Still, after Rosenthal's annual report in March, the
city's safety manger, Al LaCabe, who oversees the Police Department,
and Police Chief Gerry Whitman agreed to let Rosenthal weigh in on duty
assignments of officers when investigations determine they departed
from the truth. Whitman would continue to have the final say on where
an officer would work.
The agreement, though, did nothing about the past cases
involving police who remain on the force despite past sustained
complaints of untruthfulness.
"It's not my job to correct historical mistakes,"
Rosenthal said. "If I were to take on that job, I wouldn't be able to
do my current job effectively."
Police-union objections
Now,
negotiations continue over whether the internal-affairs files should be
forwarded to Morrissey's office, which then would be charged with
releasing them to defense lawyers.
Morrissey referred questions to his assistant, Chuck Lepley.
Lepley said that after Rosenthal raised the question, discussions were held in January.
"We
asked, and the city agreed, that there should not be a piecemeal
sending of parts of an officer's personnel file or lists until there
was an opportunity to do due diligence to ensure we did not improperly
come into such information," Lepley said.
In mid-February, the DA's office asked the city to start
providing information about officers found to have departed from the
truth.
But months after that decision, no names have been delivered from the city to the DA.
Whitman
said he was prepared to send the information to the DA, when lawyers
for the police union raised objections, fearing that if officers
couldn't testify in criminal cases, the city would fire them.
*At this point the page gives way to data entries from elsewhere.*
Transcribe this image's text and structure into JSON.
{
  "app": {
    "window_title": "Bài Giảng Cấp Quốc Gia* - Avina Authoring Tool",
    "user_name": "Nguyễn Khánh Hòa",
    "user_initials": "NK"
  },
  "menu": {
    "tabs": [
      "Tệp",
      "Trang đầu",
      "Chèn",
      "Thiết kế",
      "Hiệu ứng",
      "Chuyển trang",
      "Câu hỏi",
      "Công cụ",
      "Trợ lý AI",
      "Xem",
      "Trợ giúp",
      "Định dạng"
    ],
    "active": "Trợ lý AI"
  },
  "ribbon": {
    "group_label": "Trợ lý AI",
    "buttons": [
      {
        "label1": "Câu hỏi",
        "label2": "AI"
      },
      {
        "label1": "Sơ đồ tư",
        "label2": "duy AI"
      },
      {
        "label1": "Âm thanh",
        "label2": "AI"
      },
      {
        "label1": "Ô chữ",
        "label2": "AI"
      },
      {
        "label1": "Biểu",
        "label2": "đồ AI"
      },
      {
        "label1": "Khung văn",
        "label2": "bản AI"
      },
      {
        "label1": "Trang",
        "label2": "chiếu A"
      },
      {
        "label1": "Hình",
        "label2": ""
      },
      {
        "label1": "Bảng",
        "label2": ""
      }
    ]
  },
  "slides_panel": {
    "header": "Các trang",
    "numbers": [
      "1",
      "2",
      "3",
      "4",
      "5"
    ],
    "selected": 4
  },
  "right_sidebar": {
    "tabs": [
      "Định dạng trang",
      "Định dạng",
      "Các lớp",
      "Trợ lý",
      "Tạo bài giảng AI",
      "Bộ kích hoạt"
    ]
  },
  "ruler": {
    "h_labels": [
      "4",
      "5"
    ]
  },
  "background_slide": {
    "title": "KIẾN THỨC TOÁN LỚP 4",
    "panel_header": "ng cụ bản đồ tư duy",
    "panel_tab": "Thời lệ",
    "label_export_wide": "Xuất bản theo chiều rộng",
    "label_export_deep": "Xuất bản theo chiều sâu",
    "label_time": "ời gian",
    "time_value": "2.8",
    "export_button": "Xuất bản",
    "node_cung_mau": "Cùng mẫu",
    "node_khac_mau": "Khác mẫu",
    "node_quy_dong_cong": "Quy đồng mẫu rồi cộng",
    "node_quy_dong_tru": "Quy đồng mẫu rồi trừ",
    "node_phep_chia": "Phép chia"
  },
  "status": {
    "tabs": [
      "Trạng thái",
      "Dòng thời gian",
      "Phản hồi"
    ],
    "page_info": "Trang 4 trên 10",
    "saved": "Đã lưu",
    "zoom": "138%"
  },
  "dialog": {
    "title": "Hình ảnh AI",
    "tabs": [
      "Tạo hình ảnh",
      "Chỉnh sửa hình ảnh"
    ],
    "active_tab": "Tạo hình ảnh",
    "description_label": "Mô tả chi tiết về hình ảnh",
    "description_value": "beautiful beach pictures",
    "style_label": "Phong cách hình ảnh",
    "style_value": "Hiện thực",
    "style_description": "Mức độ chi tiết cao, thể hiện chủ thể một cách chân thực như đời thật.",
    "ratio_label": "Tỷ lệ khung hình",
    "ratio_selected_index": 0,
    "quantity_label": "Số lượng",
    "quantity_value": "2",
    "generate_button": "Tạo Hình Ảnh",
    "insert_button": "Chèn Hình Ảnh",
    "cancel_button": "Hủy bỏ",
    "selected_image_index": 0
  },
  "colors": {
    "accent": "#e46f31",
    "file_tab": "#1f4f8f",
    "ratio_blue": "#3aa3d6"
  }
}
He said
he asked for an opinion from the city attorney's office but never got
an answer.
"At this time, no cases have come to us," Lepley said in
the statement. "It is my understanding that the city continues to work
on determining the manner in which this will occur."
Acting City Attorney Arlene "Sam" Dykstra said that she
didn't know why the city had provided no information to the DA's office
but that even if the city had settled on a policy, she would consider
it confidential and would decline to release it.
Former computer-assisted reporting editor Jeffrey A. Roberts contributed to this report.